Riscatto per il Paese

«L’impianto di Porto Marghera è riscatto per tutto il Paese - dice Casellati -. Eni, vero orgoglio nazionale, ha dimostrato di saper costruire un nuovo futuro attraverso l’innovazione e la capacità di coniugare ambiente e produttività. Si tratta di un green diesel prodotto con la prospettiva di poter mettere negli impianti materie prime di seconda e terza generazione. Investimenti significativi del gruppo hanno portato a un processo brevettato e a una posizione di preminenza sul mercato. La riduzione delle immissioni è, e deve essere, un obiettivo prioritario nell’agenda politica per i prossimi anni. Potremo così vincere la sfida contro i cambiamenti climatici. Questa bioraffineria è un’eccellenza a livello mondiale e motivo di orgoglio per questa terra».

Le istituzioni

«Dobbiamo investire e fare ricerca e innovazione - spiega Marcegaglia -. Abbiamo bisogno del sostegno delle istituzioni. Molte innovazioni arrivano da normative europee ed è importante che si capisca questo. La lieve recessione italiana di cui apprendiamo in questi giorni, e che speriamo sia solo una parentesi, ci dà ancora di più l’idea di quanto sia fondamentale una politica industriale per il Paese. A Venezia l'esempio è quello della prima raffineria al mondo a essere stata trasformata da raffineria tradizionale a bio. Certamente lo scenario mondiale è complesso. Solo attraverso una politica che mette al centro gli investimenti possiamo pensare di ricominciare a crescere».
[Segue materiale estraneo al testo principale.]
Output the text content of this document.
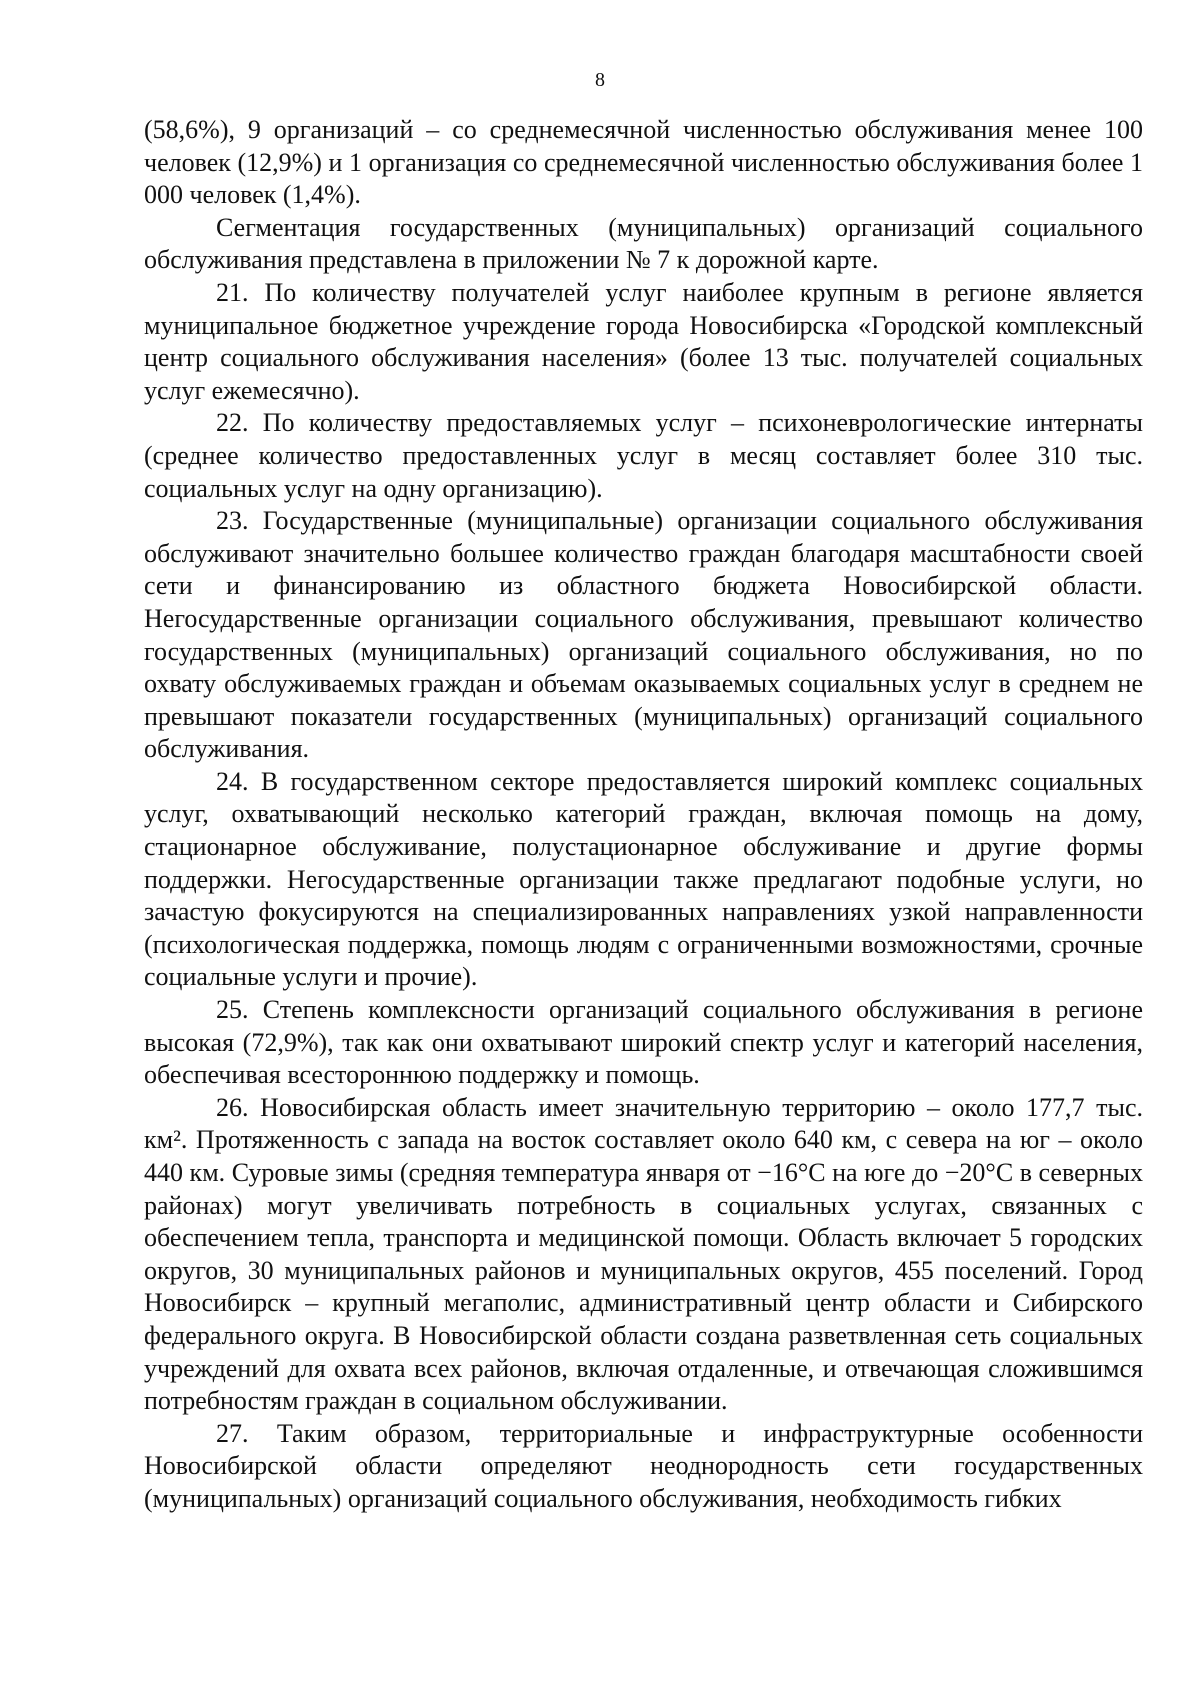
8

(58,6%), 9 организаций – со среднемесячной численностью обслуживания менее 100 человек (12,9%) и 1 организация со среднемесячной численностью обслуживания более 1 000 человек (1,4%).

Сегментация государственных (муниципальных) организаций социального обслуживания представлена в приложении № 7 к дорожной карте.

21. По количеству получателей услуг наиболее крупным в регионе является муниципальное бюджетное учреждение города Новосибирска «Городской комплексный центр социального обслуживания населения» (более 13 тыс. получателей социальных услуг ежемесячно).

22. По количеству предоставляемых услуг – психоневрологические интернаты (среднее количество предоставленных услуг в месяц составляет более 310 тыс. социальных услуг на одну организацию).

23. Государственные (муниципальные) организации социального обслуживания обслуживают значительно большее количество граждан благодаря масштабности своей сети и финансированию из областного бюджета Новосибирской области. Негосударственные организации социального обслуживания, превышают количество государственных (муниципальных) организаций социального обслуживания, но по охвату обслуживаемых граждан и объемам оказываемых социальных услуг в среднем не превышают показатели государственных (муниципальных) организаций социального обслуживания.

24. В государственном секторе предоставляется широкий комплекс социальных услуг, охватывающий несколько категорий граждан, включая помощь на дому, стационарное обслуживание, полустационарное обслуживание и другие формы поддержки. Негосударственные организации также предлагают подобные услуги, но зачастую фокусируются на специализированных направлениях узкой направленности (психологическая поддержка, помощь людям с ограниченными возможностями, срочные социальные услуги и прочие).

25. Степень комплексности организаций социального обслуживания в регионе высокая (72,9%), так как они охватывают широкий спектр услуг и категорий населения, обеспечивая всестороннюю поддержку и помощь.

26. Новосибирская область имеет значительную территорию – около 177,7 тыс. км². Протяженность с запада на восток составляет около 640 км, с севера на юг – около 440 км. Суровые зимы (средняя температура января от −16°C на юге до −20°C в северных районах) могут увеличивать потребность в социальных услугах, связанных с обеспечением тепла, транспорта и медицинской помощи. Область включает 5 городских округов, 30 муниципальных районов и муниципальных округов, 455 поселений. Город Новосибирск – крупный мегаполис, административный центр области и Сибирского федерального округа. В Новосибирской области создана разветвленная сеть социальных учреждений для охвата всех районов, включая отдаленные, и отвечающая сложившимся потребностям граждан в социальном обслуживании.

27. Таким образом, территориальные и инфраструктурные особенности Новосибирской области определяют неоднородность сети государственных (муниципальных) организаций социального обслуживания, необходимость гибких
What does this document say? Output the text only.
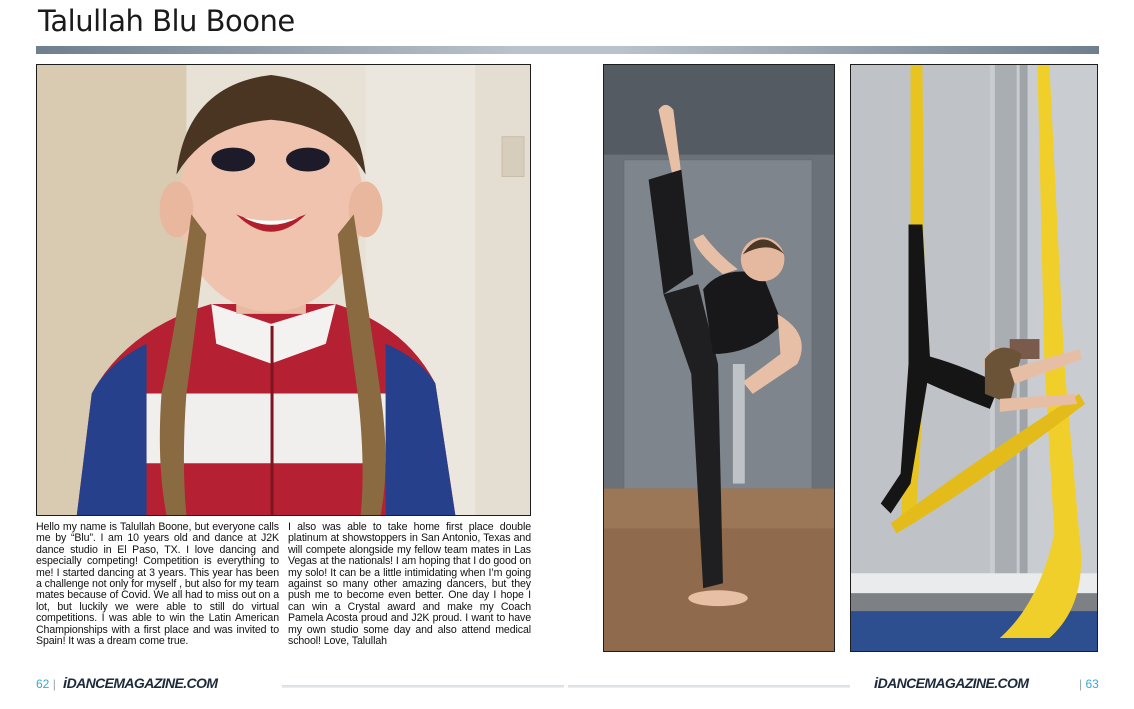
Talullah Blu Boone
Hello my name is Talullah Boone, but everyone calls me by “Blu”. I am 10 years old and dance at J2K dance studio in El Paso, TX. I love dancing and especially competing! Competition is everything to me! I started dancing at 3 years. This year has been a challenge not only for myself , but also for my team mates because of Covid. We all had to miss out on a lot, but luckily we were able to still do virtual competitions. I was able to win the Latin American Championships with a first place and was invited to Spain! It was a dream come true.
I also was able to take home first place double platinum at showstoppers in San Antonio, Texas and will compete alongside my fellow team mates in Las Vegas at the nationals! I am hoping that I do good on my solo! It can be a little intimidating when I’m going against so many other amazing dancers, but they push me to become even better. One day I hope I can win a Crystal award and make my Coach Pamela Acosta proud and J2K proud. I want to have my own studio some day and also attend medical school! Love, Talullah
62 | iDANCEMAGAZINE.COM	iDANCEMAGAZINE.COM	| 63
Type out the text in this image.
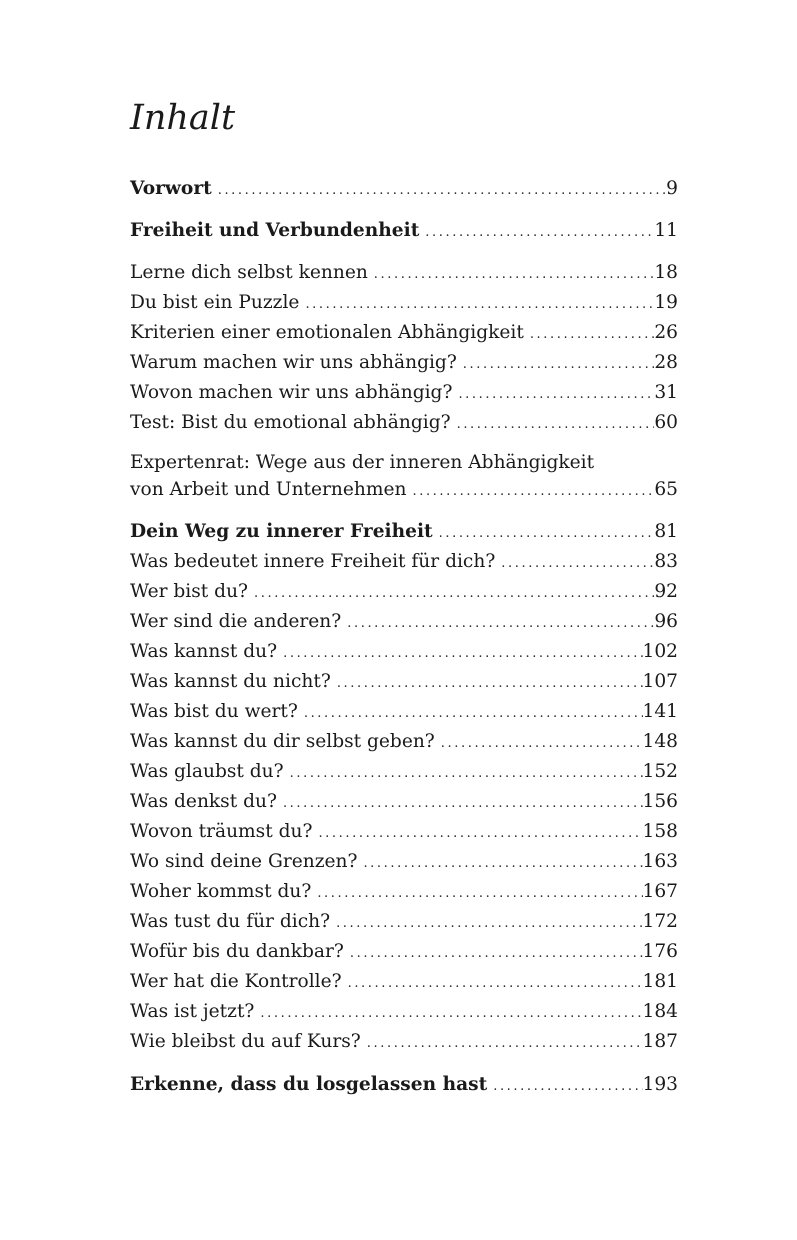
Inhalt
Vorwort .....	9
Freiheit und Verbundenheit .....	11
Lerne dich selbst kennen .....	18
Du bist ein Puzzle .....	19
Kriterien einer emotionalen Abhängigkeit .....	26
Warum machen wir uns abhängig? .....	28
Wovon machen wir uns abhängig? .....	31
Test: Bist du emotional abhängig? .....	60
Expertenrat: Wege aus der inneren Abhängigkeit
von Arbeit und Unternehmen .....	65
Dein Weg zu innerer Freiheit .....	81
Was bedeutet innere Freiheit für dich? .....	83
Wer bist du? .....	92
Wer sind die anderen? .....	96
Was kannst du? .....	102
Was kannst du nicht? .....	107
Was bist du wert? .....	141
Was kannst du dir selbst geben? .....	148
Was glaubst du? .....	152
Was denkst du? .....	156
Wovon träumst du? .....	158
Wo sind deine Grenzen? .....	163
Woher kommst du? .....	167
Was tust du für dich? .....	172
Wofür bis du dankbar? .....	176
Wer hat die Kontrolle? .....	181
Was ist jetzt? .....	184
Wie bleibst du auf Kurs? .....	187
Erkenne, dass du losgelassen hast .....	193
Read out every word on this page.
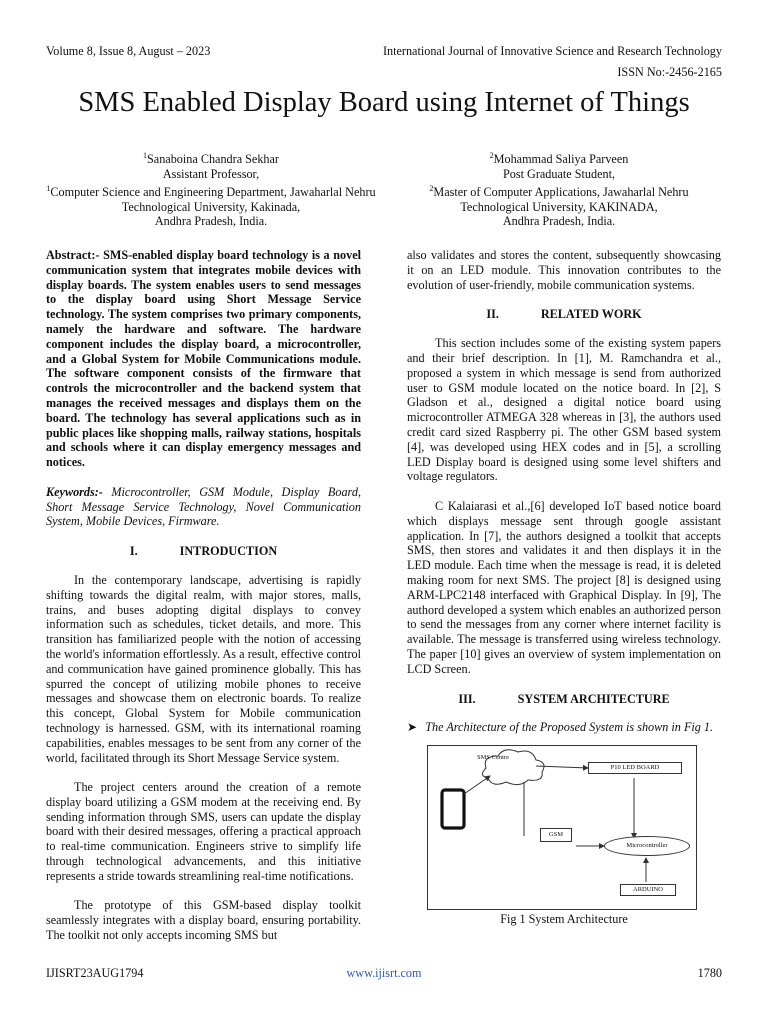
Volume 8, Issue 8, August – 2023	International Journal of Innovative Science and Research Technology
ISSN No:-2456-2165
SMS Enabled Display Board using Internet of Things
$^1$Sanaboina Chandra Sekhar
Assistant Professor,
$^1$Computer Science and Engineering Department, Jawaharlal Nehru Technological University, Kakinada,
Andhra Pradesh, India.
$^2$Mohammad Saliya Parveen
Post Graduate Student,
$^2$Master of Computer Applications, Jawaharlal Nehru Technological University, KAKINADA,
Andhra Pradesh, India.

Abstract:- SMS-enabled display board technology is a novel communication system that integrates mobile devices with display boards. The system enables users to send messages to the display board using Short Message Service technology. The system comprises two primary components, namely the hardware and software. The hardware component includes the display board, a microcontroller, and a Global System for Mobile Communications module. The software component consists of the firmware that controls the microcontroller and the backend system that manages the received messages and displays them on the board. The technology has several applications such as in public places like shopping malls, railway stations, hospitals and schools where it can display emergency messages and notices.

Keywords:- Microcontroller, GSM Module, Display Board, Short Message Service Technology, Novel Communication System, Mobile Devices, Firmware.

I.	INTRODUCTION

In the contemporary landscape, advertising is rapidly shifting towards the digital realm, with major stores, malls, trains, and buses adopting digital displays to convey information such as schedules, ticket details, and more. This transition has familiarized people with the notion of accessing the world's information effortlessly. As a result, effective control and communication have gained prominence globally. This has spurred the concept of utilizing mobile phones to receive messages and showcase them on electronic boards. To realize this concept, Global System for Mobile communication technology is harnessed. GSM, with its international roaming capabilities, enables messages to be sent from any corner of the world, facilitated through its Short Message Service system.

The project centers around the creation of a remote display board utilizing a GSM modem at the receiving end. By sending information through SMS, users can update the display board with their desired messages, offering a practical approach to real-time communication. Engineers strive to simplify life through technological advancements, and this initiative represents a stride towards streamlining real-time notifications.

The prototype of this GSM-based display toolkit seamlessly integrates with a display board, ensuring portability. The toolkit not only accepts incoming SMS but

also validates and stores the content, subsequently showcasing it on an LED module. This innovation contributes to the evolution of user-friendly, mobile communication systems.

II.	RELATED WORK

This section includes some of the existing system papers and their brief description. In [1], M. Ramchandra et al., proposed a system in which message is send from authorized user to GSM module located on the notice board. In [2], S Gladson et al., designed a digital notice board using microcontroller ATMEGA 328 whereas in [3], the authors used credit card sized Raspberry pi. The other GSM based system [4], was developed using HEX codes and in [5], a scrolling LED Display board is designed using some level shifters and voltage regulators.

C Kalaiarasi et al.,[6] developed IoT based notice board which displays message sent through google assistant application. In [7], the authors designed a toolkit that accepts SMS, then stores and validates it and then displays it in the LED module. Each time when the message is read, it is deleted making room for next SMS. The project [8] is designed using ARM-LPC2148 interfaced with Graphical Display. In [9], The authord developed a system which enables an authorized person to send the messages from any corner where internet facility is available. The message is transferred using wireless technology. The paper [10] gives an overview of system implementation on LCD Screen.

III.	SYSTEM ARCHITECTURE
➤ The Architecture of the Proposed System is shown in Fig 1.
SMS Centre
P10 LED BOARD
GSM
Microcontroller
ARDUINO
Fig 1 System Architecture
IJISRT23AUG1794	www.ijisrt.com	1780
Produzione energia elettrica

«Sui terreni che abbiamo bonificato abbiamo messo pannelli solari - conclude Descalzi - per produrre energia per il nostro fabbisogno, ma con ricadute positive anche sulla domanda energetica del Paese, abbassando i costi. Anche questo è utilizzo e trasformazione. A Gela stiamo facendo un'economia completamente circolare, con la trasformazione da rifiuto a olio combustibile per le navi. Zero contenuto di zolfo: questo significa ridurre l'inquinamento, non dover comprare petrolio e quindi risparmiare e avere energia».